Cross-cohort generalizability of deep and conventional machine learning for MRI-based diagnosis and prediction of Alzheimer's disease

More Info
expand_more

Abstract

This work validates the generalizability of MRI-based classification of Alzheimer's disease (AD) patients and controls (CN) to an external data set and to the task of prediction of conversion to AD in individuals with mild cognitive impairment (MCI). We used a conventional support vector machine (SVM) and a deep convolutional neural network (CNN) approach based on structural MRI scans that underwent either minimal pre-processing or more extensive pre-processing into modulated gray matter (GM) maps. Classifiers were optimized and evaluated using cross-validation in the Alzheimer's Disease Neuroimaging Initiative (ADNI; 334 AD, 520 CN). Trained classifiers were subsequently applied to predict conversion to AD in ADNI MCI patients (231 converters, 628 non-converters) and in the independent Health-RI Parelsnoer Neurodegenerative Diseases Biobank data set. From this multi-center study representing a tertiary memory clinic population, we included 199 AD patients, 139 participants with subjective cognitive decline, 48 MCI patients converting to dementia, and 91 MCI patients who did not convert to dementia. AD-CN classification based on modulated GM maps resulted in a similar area-under-the-curve (AUC) for SVM (0.940; 95%CI: 0.924–0.955) and CNN (0.933; 95%CI: 0.918–0.948). Application to conversion prediction in MCI yielded significantly higher performance for SVM (AUC = 0.756; 95%CI: 0.720-0.788) than for CNN (AUC = 0.742; 95%CI: 0.709-0.776) (p<0.01 for McNemar's test). In external validation, performance was slightly decreased. For AD-CN, it again gave similar AUCs for SVM (0.896; 95%CI: 0.855–0.932) and CNN (0.876; 95%CI: 0.836–0.913). For prediction in MCI, performances decreased for both SVM (AUC = 0.665; 95%CI: 0.576-0.760) and CNN (AUC = 0.702; 95%CI: 0.624-0.786).
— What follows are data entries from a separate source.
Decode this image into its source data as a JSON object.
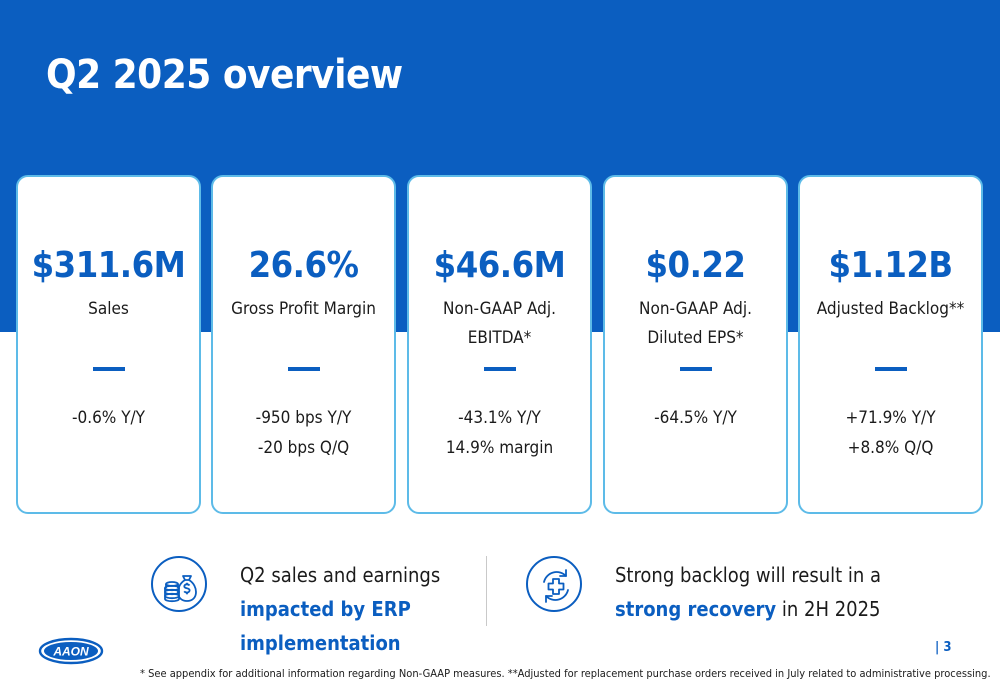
{
  "slide": {
    "title": "Q2 2025 overview",
    "page_number": "| 3"
  },
  "metrics": [
    {
      "value": "$311.6M",
      "label_lines": [
        "Sales"
      ],
      "changes": [
        "-0.6% Y/Y"
      ]
    },
    {
      "value": "26.6%",
      "label_lines": [
        "Gross Profit Margin"
      ],
      "changes": [
        "-950 bps Y/Y",
        "-20 bps Q/Q"
      ]
    },
    {
      "value": "$46.6M",
      "label_lines": [
        "Non-GAAP Adj.",
        "EBITDA*"
      ],
      "changes": [
        "-43.1%  Y/Y",
        "14.9% margin"
      ]
    },
    {
      "value": "$0.22",
      "label_lines": [
        "Non-GAAP Adj.",
        "Diluted EPS*"
      ],
      "changes": [
        "-64.5%  Y/Y"
      ]
    },
    {
      "value": "$1.12B",
      "label_lines": [
        "Adjusted Backlog**"
      ],
      "changes": [
        "+71.9% Y/Y",
        "+8.8% Q/Q"
      ]
    }
  ],
  "notes": {
    "left": {
      "icon": "money-bag-coins-icon",
      "line1": "Q2 sales and earnings",
      "highlight1": "impacted by ERP",
      "highlight2": "implementation"
    },
    "right": {
      "icon": "refresh-medical-cross-icon",
      "line1": "Strong backlog will result in a",
      "highlight": "strong recovery",
      "suffix": " in 2H 2025"
    }
  },
  "logo": {
    "text": "AAON"
  },
  "footnote": "* See appendix for additional information regarding Non-GAAP measures.  **Adjusted for replacement purchase orders received in July related to administrative processing.",
  "colors": {
    "brand_blue": "#0b5ec0",
    "card_border": "#5dbbe8",
    "text": "#1b1b1b"
  }
}
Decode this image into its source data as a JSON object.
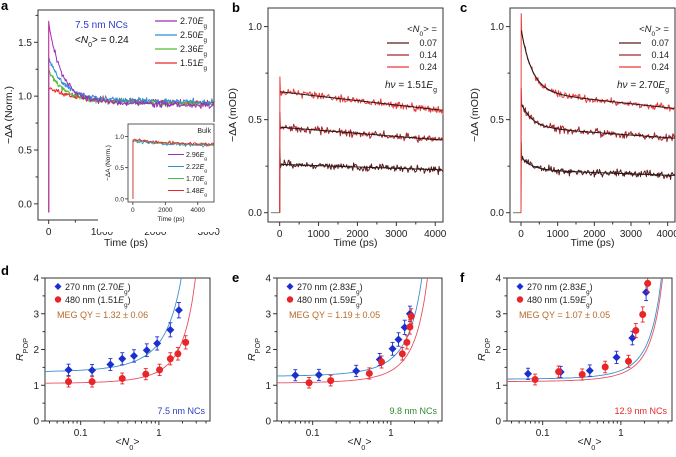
{
  "chart_data": [
    {
      "panel": "a",
      "type": "line",
      "title": "",
      "annotation_title": "7.5 nm NCs",
      "annotation_n0": "<N0> = 0.24",
      "xlabel": "Time (ps)",
      "ylabel": "−ΔA (Norm.)",
      "xlim": [
        -200,
        3100
      ],
      "ylim": [
        -0.15,
        1.8
      ],
      "xticks": [
        0,
        1000,
        2000,
        3000
      ],
      "yticks": [
        0.0,
        0.5,
        1.0,
        1.5
      ],
      "legend_position": "top-right",
      "series": [
        {
          "name": "2.70Eg",
          "color": "#9b2fb5",
          "peak": 1.68,
          "plateau": 0.95,
          "tau": 250
        },
        {
          "name": "2.50Eg",
          "color": "#2f8fd8",
          "peak": 1.36,
          "plateau": 0.98,
          "tau": 280
        },
        {
          "name": "2.36Eg",
          "color": "#55b83a",
          "peak": 1.24,
          "plateau": 0.96,
          "tau": 300
        },
        {
          "name": "1.51Eg",
          "color": "#e8262a",
          "peak": 1.08,
          "plateau": 0.97,
          "tau": 400
        }
      ],
      "inset": {
        "title": "Bulk",
        "xlabel": "Time (ps)",
        "ylabel": "−ΔA (Norm.)",
        "xlim": [
          -300,
          5000
        ],
        "ylim": [
          -0.05,
          1.2
        ],
        "xticks": [
          0,
          2000,
          4000
        ],
        "yticks": [
          0.0,
          0.5,
          1.0
        ],
        "series": [
          {
            "name": "2.96Eg",
            "color": "#9b2fb5",
            "level": 0.9
          },
          {
            "name": "2.22Eg",
            "color": "#2f8fd8",
            "level": 0.89
          },
          {
            "name": "1.70Eg",
            "color": "#55b83a",
            "level": 0.9
          },
          {
            "name": "1.48Eg",
            "color": "#e8262a",
            "level": 0.91
          }
        ]
      }
    },
    {
      "panel": "b",
      "type": "line",
      "xlabel": "Time (ps)",
      "ylabel": "−ΔA (mOD)",
      "xlim": [
        -300,
        4200
      ],
      "ylim": [
        -0.05,
        1.1
      ],
      "xticks": [
        0,
        1000,
        2000,
        3000,
        4000
      ],
      "yticks": [
        0.0,
        0.5,
        1.0
      ],
      "legend_title": "<N0> =",
      "annotation": "hν = 1.51Eg",
      "legend_position": "top-right",
      "series": [
        {
          "name": "0.07",
          "color": "#5a1a1a",
          "start": 0.26,
          "end": 0.23,
          "fast": 0.0,
          "tau": 400
        },
        {
          "name": "0.14",
          "color": "#a8262a",
          "start": 0.46,
          "end": 0.39,
          "fast": 0.0,
          "tau": 400
        },
        {
          "name": "0.24",
          "color": "#ee3a3a",
          "start": 0.65,
          "end": 0.55,
          "fast": 0.0,
          "tau": 400
        }
      ]
    },
    {
      "panel": "c",
      "type": "line",
      "xlabel": "Time (ps)",
      "ylabel": "−ΔA (mOD)",
      "xlim": [
        -300,
        4200
      ],
      "ylim": [
        -0.05,
        1.1
      ],
      "xticks": [
        0,
        1000,
        2000,
        3000,
        4000
      ],
      "yticks": [
        0.0,
        0.5,
        1.0
      ],
      "legend_title": "<N0> =",
      "annotation": "hν = 2.70Eg",
      "legend_position": "top-right",
      "series": [
        {
          "name": "0.07",
          "color": "#5a1a1a",
          "start": 0.23,
          "end": 0.2,
          "fast": 0.07,
          "tau": 300
        },
        {
          "name": "0.14",
          "color": "#a8262a",
          "start": 0.46,
          "end": 0.4,
          "fast": 0.13,
          "tau": 300
        },
        {
          "name": "0.24",
          "color": "#ee3a3a",
          "start": 0.65,
          "end": 0.56,
          "fast": 0.34,
          "tau": 300
        }
      ]
    },
    {
      "panel": "d",
      "type": "scatter",
      "xscale": "log",
      "xlabel": "<N0>",
      "ylabel": "RPOP",
      "xlim": [
        0.035,
        4.5
      ],
      "ylim": [
        0,
        4
      ],
      "xticks": [
        0.1,
        1
      ],
      "yticks": [
        0,
        1,
        2,
        3,
        4
      ],
      "legend_position": "top-left",
      "annotation": "MEG QY = 1.32 ± 0.06",
      "sample_label": "7.5 nm NCs",
      "sample_color": "#2a3bc8",
      "series": [
        {
          "name": "270 nm (2.70Eg)",
          "color": "#1a2fd0",
          "fit_color": "#3a8fd0",
          "marker": "diamond",
          "x": [
            0.07,
            0.14,
            0.24,
            0.34,
            0.48,
            0.7,
            0.95,
            1.4,
            1.8
          ],
          "y": [
            1.43,
            1.42,
            1.58,
            1.74,
            1.82,
            1.98,
            2.17,
            2.55,
            3.1
          ],
          "fit_base": 1.37,
          "fit_k": 0.47
        },
        {
          "name": "480 nm (1.51Eg)",
          "color": "#e8262a",
          "fit_color": "#e85060",
          "marker": "circle",
          "x": [
            0.07,
            0.14,
            0.34,
            0.68,
            1.02,
            1.4,
            1.75,
            2.2
          ],
          "y": [
            1.1,
            1.1,
            1.19,
            1.31,
            1.43,
            1.74,
            1.88,
            2.2
          ],
          "fit_base": 1.05,
          "fit_k": 0.2
        }
      ]
    },
    {
      "panel": "e",
      "type": "scatter",
      "xscale": "log",
      "xlabel": "<N0>",
      "ylabel": "RPOP",
      "xlim": [
        0.035,
        4.5
      ],
      "ylim": [
        0,
        4
      ],
      "xticks": [
        0.1,
        1
      ],
      "yticks": [
        0,
        1,
        2,
        3,
        4
      ],
      "legend_position": "top-left",
      "annotation": "MEG QY = 1.19 ± 0.05",
      "sample_label": "9.8 nm NCs",
      "sample_color": "#2f8a2f",
      "series": [
        {
          "name": "270 nm (2.83Eg)",
          "color": "#1a2fd0",
          "fit_color": "#3a8fd0",
          "marker": "diamond",
          "x": [
            0.06,
            0.12,
            0.36,
            0.72,
            1.05,
            1.25,
            1.5,
            1.75
          ],
          "y": [
            1.28,
            1.29,
            1.4,
            1.72,
            2.02,
            2.28,
            2.62,
            3.0
          ],
          "fit_base": 1.25,
          "fit_k": 0.28
        },
        {
          "name": "480 nm (1.59Eg)",
          "color": "#e8262a",
          "fit_color": "#e85060",
          "marker": "circle",
          "x": [
            0.09,
            0.17,
            0.53,
            0.76,
            1.4,
            1.6,
            1.75,
            1.82
          ],
          "y": [
            1.07,
            1.13,
            1.33,
            1.65,
            1.88,
            2.2,
            2.63,
            2.93
          ],
          "fit_base": 1.06,
          "fit_k": 0.2
        }
      ]
    },
    {
      "panel": "f",
      "type": "scatter",
      "xscale": "log",
      "xlabel": "<N0>",
      "ylabel": "RPOP",
      "xlim": [
        0.035,
        4.5
      ],
      "ylim": [
        0,
        4
      ],
      "xticks": [
        0.1,
        1
      ],
      "yticks": [
        0,
        1,
        2,
        3,
        4
      ],
      "legend_position": "top-left",
      "annotation": "MEG QY = 1.07 ± 0.05",
      "sample_label": "12.9 nm NCs",
      "sample_color": "#e8262a",
      "series": [
        {
          "name": "270 nm (2.83Eg)",
          "color": "#1a2fd0",
          "fit_color": "#3a8fd0",
          "marker": "diamond",
          "x": [
            0.065,
            0.17,
            0.4,
            0.88,
            1.4,
            2.1
          ],
          "y": [
            1.32,
            1.37,
            1.41,
            1.78,
            2.32,
            3.6
          ],
          "fit_base": 1.17,
          "fit_k": 0.14
        },
        {
          "name": "480 nm (1.59Eg)",
          "color": "#e8262a",
          "fit_color": "#e85060",
          "marker": "circle",
          "x": [
            0.08,
            0.16,
            0.32,
            0.63,
            1.25,
            1.55,
            1.9,
            2.2
          ],
          "y": [
            1.16,
            1.38,
            1.3,
            1.51,
            1.67,
            2.53,
            2.98,
            3.85
          ],
          "fit_base": 1.1,
          "fit_k": 0.13
        }
      ]
    }
  ],
  "panel_labels": [
    "a",
    "b",
    "c",
    "d",
    "e",
    "f"
  ]
}
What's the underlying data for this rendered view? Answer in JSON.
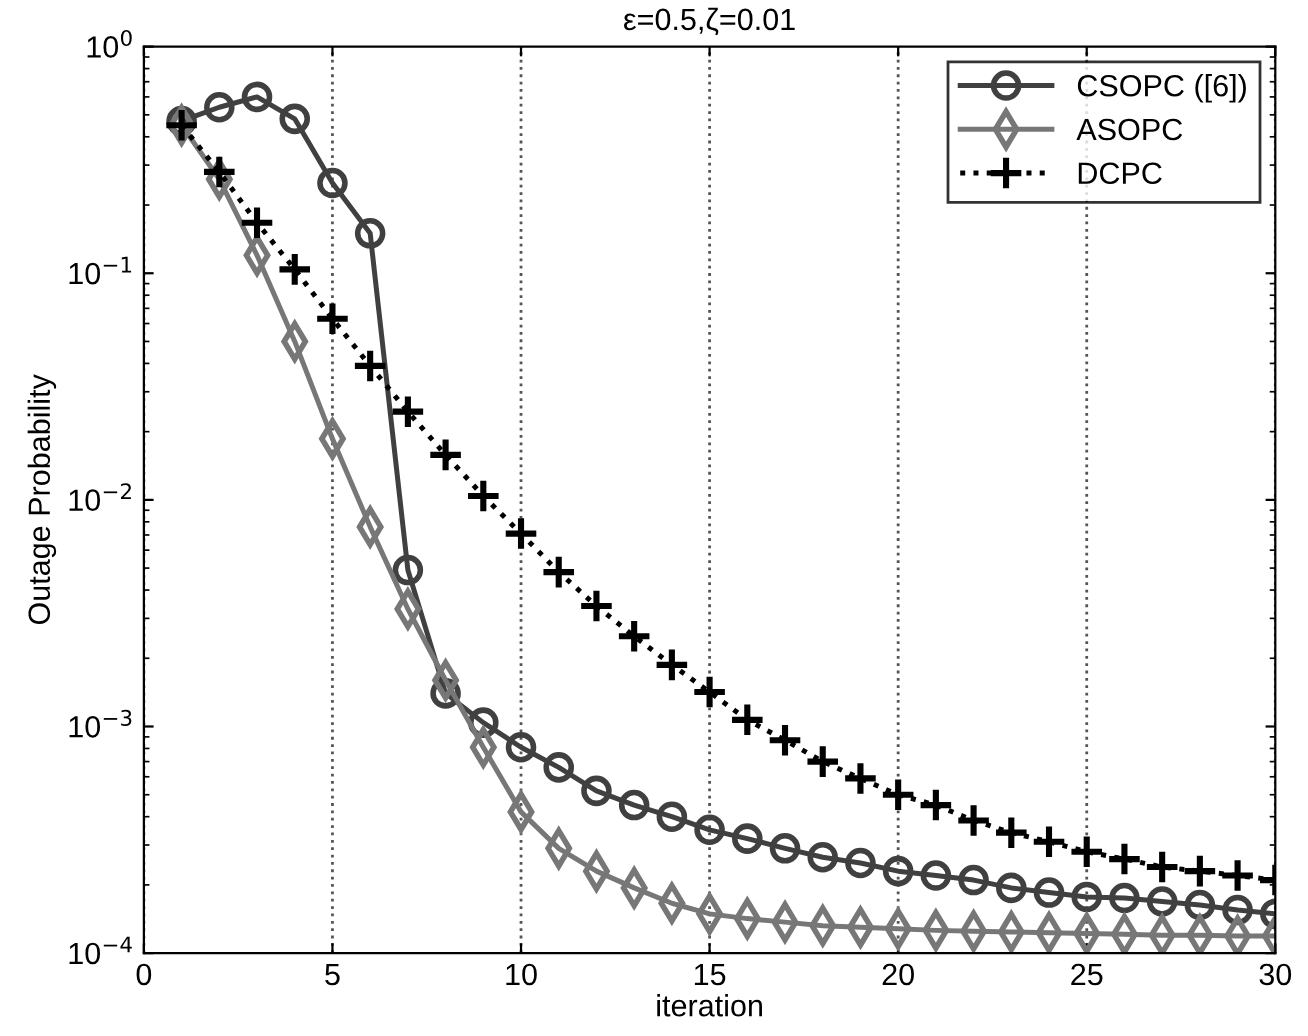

Both with SVM and CNN, classification based on modulated GM maps significantly outperformed classification based on minimally processed images (p=0.01). Deep and conventional classifiers performed equally well for AD classification and their performance decreased only slightly when applied to the external cohort. We expect that this work on external validation contributes towards translation of machine learning to clinical practice.